Adverse weather conditions hit many parts of Europe, too.  In the east of England: “the crops were beaten down by heavy rains, acres of turnips were washed away … a hurricane blew, wrecking many colliers… all hopes were abandoned for the favourable termination of the harvest.” (From the Norfolk Annals.)

As a result, market prices for grain on both sides of the Atlantic doubled between 1815 and 1817.  Following so soon after the massive upheavals of the Napoleonic Wars, these hikes affected millions of people.  In May 1816, riots broke out in parts of England, including my home town of Cambridge.  The rioters armed themselves with spiked sticks and went on the rampage shouting “bread or blood.”  The Riot Act was read, carrying with it the death penalty, and the disturbances were only quelled after several protestors had been executed.

In the next years, typhus epidemics—so common during war and famine—broke out in several parts of Europe.  A doctor at Belfast’s Fever Hospital estimated that 800,000 people were infected in Ireland, of whom more than 44,000 perished from “the joint ravages of Famine, Dysentry, and Fever.”  The historian John Post described this period as the “last great subsistence crisis in the Western world.”  He found that between 1816 and 1817 death rates increased by four percent in France, six percent in Prussia, and over 20 percent in Switzerland and Tuscany, where many people literally starved to death.

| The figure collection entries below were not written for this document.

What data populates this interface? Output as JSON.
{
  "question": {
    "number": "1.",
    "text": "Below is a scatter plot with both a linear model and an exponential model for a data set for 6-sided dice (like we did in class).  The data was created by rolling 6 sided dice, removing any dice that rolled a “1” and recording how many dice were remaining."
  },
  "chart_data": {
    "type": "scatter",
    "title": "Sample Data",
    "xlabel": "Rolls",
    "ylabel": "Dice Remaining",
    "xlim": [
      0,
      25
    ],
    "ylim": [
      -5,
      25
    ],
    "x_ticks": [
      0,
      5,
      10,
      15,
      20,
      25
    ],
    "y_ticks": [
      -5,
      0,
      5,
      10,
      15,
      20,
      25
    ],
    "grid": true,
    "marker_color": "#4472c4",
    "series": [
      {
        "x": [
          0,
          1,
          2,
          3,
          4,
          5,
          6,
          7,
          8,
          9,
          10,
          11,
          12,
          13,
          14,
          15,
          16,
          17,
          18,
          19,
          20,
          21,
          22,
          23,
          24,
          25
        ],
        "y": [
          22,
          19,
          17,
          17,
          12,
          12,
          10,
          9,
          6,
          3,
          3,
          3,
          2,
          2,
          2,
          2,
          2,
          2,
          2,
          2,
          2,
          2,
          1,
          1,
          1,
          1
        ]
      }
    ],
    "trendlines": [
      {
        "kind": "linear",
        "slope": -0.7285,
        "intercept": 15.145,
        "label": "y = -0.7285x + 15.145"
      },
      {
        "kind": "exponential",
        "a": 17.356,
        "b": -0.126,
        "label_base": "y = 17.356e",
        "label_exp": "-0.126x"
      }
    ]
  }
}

More forward-looking administrations acted to combat the famine.  The French government introduced price controls and succeeded, at least in the cities, in keeping bread affordable.  In Britain, the parish poor relief system supplemented the wages of those suffering in the countryside.  Both countries also raised funds to import food from Russia and the Baltic.  But elsewhere, such welfare reforms vanished inwhat Post called “a climate of mistrust and fear.”  Anti-Semitic violence erupted in August 1819 in Würzburg in the so-called hep-hep riots, triggered when an elderly professor who had supported civic rights for Jews had to run for his life as students assaulted him.  The violence spread quickly, reaching Copenhagen, Amsterdam and Kraków.  Post saw this as the final link in “a connected sequence of events that began with the meteorological effects of the volcanic dust clouds of 1815.”

While it is all too easy to compile every last scrap of historical coincidence to exaggerate a catastrophe, there’s real substance in Post’s arguments.  Global population is now six times greater than in the early nineteenth century; it has more than doubled in just the last fifty years.  Future great eruptions thus pose increasing management challenges for the global community.  As the ash crises during the recent (and rather small) Icelandic eruptions have shown, the world is more vulnerable than we might expect.  Borrowing from HNN’s banner:  the volcanic past might be the future, too!  Forensic studies of historical and ancient volcanism give us tremendous insights into the human ecology of disasters and can help us prepare for the next massive eruption.